Dueling resolutions in Congress about Honduras

While every day dramatic scenes are acted out on the streets of Tegucigalpa, San Pedro Sula and other cities in Honduras, pro- and anti-coup forces are also active in the United States, and especially on Capitol Hill.

A group of Democrats from headed by congressmen from Massachusetts, Bill Delahunt and Jim McGovern, have introduced a resolution, HR 630, denouncing the June 28 coup in Honduras and calling for the return to power of legally elected President Manuel Zelaya, who was overthrown and forcibly exiled by the military coup last month.

The full text of the resolution can be read online at http://www.thomas.loc.gov.

In addition to denouncing the coup and calling for Zelaya’s immediate return to power, the resolution calls for the Obama administration to continue to recognize Zelaya as the legitimate president, and, in the resolution’s wording “urges the Obama administration to suspend non-humanitarian assistance to the de facto Micheletti government as required by United States law...”

The United State is the major trade partner of Honduras, and is scheduled to provide Honduras with several hundred millions of dollars in economic aid this year.

Some U.S. aid is part of a Millennium Challenge Grant, while other aid is for “democracy building” and has been channeled through such agencies as the National Republican Institute and the National Endowment for Democracy.

Zelaya supporters in Honduras and the U.S. complain that the latter kind of aid, and especially U.S. aid to the Honduran military (including the ongoing training of Honduran officers at the School of the Americas in Fort Benning, Georgia) is going directly to people and institutions who planned and carried out the coup, and are keeping it going, and thus constitutes a lifeline to the coup government.

The resolution also calls for international observers for the November 2009 election in Honduras.

It states “once president Zelaya is returned to office to ensure that his successor is elected fairly, freely and transparently.' Plus it expresses support for the mediation efforts of Costa Rican President Oscar Arias, which are due to resume this weekend.

At writing, there were 21 co-sponsors of this resolution, mostly progressive Democrats and members of the Hispanic, Black and Progressive caucuses of the House of Representatives. Well known names on the cosponsors list include Rep. Jose Serrano, D-N.Y., Luis Gutierrez, D-Ill., Barbara Lee, D-Calif., John Conyers, D-Mich., Maurice Hinchey, D-N.Y., Maxine Waters, D-Calif., and others.

To date no parallel resolution has been introduced in the Senate.
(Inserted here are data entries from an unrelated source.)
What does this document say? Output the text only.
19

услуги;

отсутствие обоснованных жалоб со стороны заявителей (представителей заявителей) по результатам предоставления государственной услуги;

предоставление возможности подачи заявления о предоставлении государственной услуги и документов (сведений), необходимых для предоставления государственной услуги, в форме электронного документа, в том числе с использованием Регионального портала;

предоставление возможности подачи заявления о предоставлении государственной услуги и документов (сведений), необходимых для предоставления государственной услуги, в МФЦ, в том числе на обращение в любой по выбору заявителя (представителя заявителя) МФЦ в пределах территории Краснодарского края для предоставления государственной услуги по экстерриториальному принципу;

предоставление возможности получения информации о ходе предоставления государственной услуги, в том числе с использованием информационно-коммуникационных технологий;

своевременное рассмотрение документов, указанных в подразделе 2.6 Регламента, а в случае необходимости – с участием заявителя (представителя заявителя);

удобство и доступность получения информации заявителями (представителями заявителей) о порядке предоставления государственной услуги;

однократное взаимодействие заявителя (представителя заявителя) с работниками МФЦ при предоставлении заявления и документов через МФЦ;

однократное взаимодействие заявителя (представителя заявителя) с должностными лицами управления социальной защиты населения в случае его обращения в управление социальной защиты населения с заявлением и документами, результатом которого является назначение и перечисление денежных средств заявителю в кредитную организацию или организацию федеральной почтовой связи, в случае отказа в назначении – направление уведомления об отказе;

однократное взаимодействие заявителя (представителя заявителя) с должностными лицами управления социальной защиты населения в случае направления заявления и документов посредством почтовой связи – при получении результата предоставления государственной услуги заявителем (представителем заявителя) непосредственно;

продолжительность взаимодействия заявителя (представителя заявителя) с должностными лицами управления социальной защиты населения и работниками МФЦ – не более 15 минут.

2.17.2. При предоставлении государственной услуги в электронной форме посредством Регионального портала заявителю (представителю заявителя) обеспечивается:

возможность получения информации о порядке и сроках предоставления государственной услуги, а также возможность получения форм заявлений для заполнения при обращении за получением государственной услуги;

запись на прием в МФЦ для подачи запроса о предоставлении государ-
Progressive human rights organizations including the faith-based Latin American Working Group, the Alliance for Global Justice and School of the Americas Watch are sending out statements electronically asking their members and friends to contact their congresspersons to ask them to co-sponsor and support the resolution by calling the Capitol switchboard, 202-224-3121, and asking to speak to the foreign policy aide of their congressperson to urge him or her to sign onto and support H Res 630.

Meanwhile, the anti-Zelaya, pro-coup factions in U.S. politics have not been idle. Republicans, under the leadership of Senator John McCain, R-Ariz., and a few conservative Democrats have met with various politicians from the pro-coup faction who traveled up to Washington D.C.

The pro-coup faction in Congress, based on the Cuban exile groups of South Florida and the Republican right, have launched their own resolution, essentially parroting the 'defacto government's' rational for the military coup and demanding U.S. recognition of the coup government.

At writing, the two resolutions are running almost neck and neck, with 20 cosponsors for the anti-coup resolution, and 19 for the pro-coup one.

Observers of the situation stress the urgency of pushing the resolution and other actions in support of the restoration of Zelaya to the presidency, especially as the coup leader Micheletti is threatening to move up the date of the presidential election, which, especially if the current suspension of civil liberties and imposition of martial law curfews in Honduras are continued, would make it impossible for pro-Zelaya candidates to campaign.